Xenungulado vem à tona

Déborah Araujo

  • Por quase meio século, o bairro de São José, em Itaboraí (RJ), foi fonte de extração do calcário e de relevantes descobertas paleontológicas. Os fósseis encontrados no período de 1933 a 1984, alguns com até 49 milhões de anos, foram enviados para instituições como o Museu Nacional de História Natural da UFRJ e o American Museum of Natural History, em Nova York (EUA). Com o fim da exploração econômica, o potencial científico da área parecia ter chegado ao fim. Até que, em julho passado, pesquisadores do Parque Paleontológico de São José do Itaboraí acharam ossos fossilizados de um mamífero raro da América do Sul, com cerca de 55 milhões de anos: um xenungulado, bicho com formas similares às de uma anta.
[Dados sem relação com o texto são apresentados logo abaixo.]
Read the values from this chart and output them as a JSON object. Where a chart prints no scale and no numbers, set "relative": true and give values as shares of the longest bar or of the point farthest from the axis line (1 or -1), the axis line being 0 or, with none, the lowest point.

    Pesquisadores do Laboratório de Preparação de Macrofósseis da Universidade Federal do Rio de Janeiro (UFRJ) – para onde foi enviada a ossada encontrada na Bacia – estimam que o mamífero media mais ou menos 1 metro de altura e 2,5 metros de comprimento, pesando cerca de 400 quilos. Um gigante, comparado a outros mamíferos da sua época, mas não um predador. O xenungulado se alimentava principalmente de plantas ribeirinhas e aquáticas, mesmo sendo um animal terrestre. Ao que tudo indica, no Brasil, o Carodnia vieirai (seu nome científico) habitava exclusivamente a região de Itaboraí durante o Paleoceno, e era primo de uma espécie argentina, o Carodnia feruglioi.
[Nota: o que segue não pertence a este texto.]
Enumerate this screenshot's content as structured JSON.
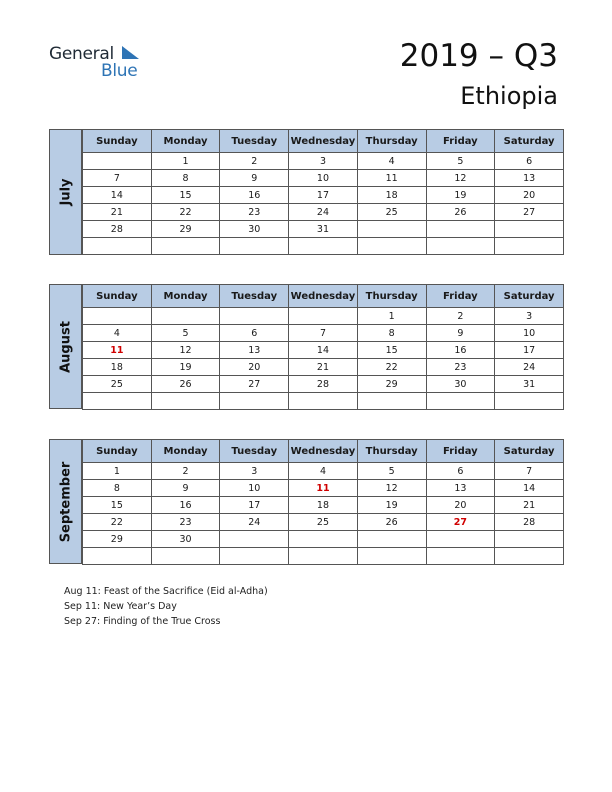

    A paleontóloga Lilian Paglarelli Bergqvist, da UFRJ, explica que o tamanho e o formato do fóssil indicam que é mesmo um xenungulado: “Os répteis grandes seriam muito menos ornamentados”. A pesquisadora ressalta que a raridade do bicho está relacionada ao seu porte. “Quanto maiores os animais, mais raros eles são, por conta da reprodução mais lenta”, ressalta. No Museu da Geodiversidade da UFRJ há uma réplica semelhante do esqueleto do animal já montada e exposta. Já o original vai retornar ao Parque Paleontológico de São José do Itaboraí, que deve deixá-lo em exposição.

    O biólogo Luís Otávio Castro, gerente do Parque e autor da descoberta, espera novos achados. O pesquisador explica que o xenungulado foi encontrado nas pedras sedimentares às margens da Bacia de São José. Os fósseis mais antigos estavam em aberturas ou depressões na rocha, mais perto da superfície. “Com o fim da atividade mecânica, foi deixada uma cava de cerca de 70 metros de profundidade que, com o tempo, foi preenchida por água subterrânea e das chuvas, gerando um lago artificial”, relata. A diminuição gradual do nível de água – ligada ao abastecimento de moradores ao redor do Parque – e a recente reabertura das antigas trilhas da mineração são apenas os primeiros passos de uma série de novas pesquisas em São José do Itaboraí. O biólogo espera que o fato “também aproxime a população local para entender o valor científico e o potencial turístico da região”.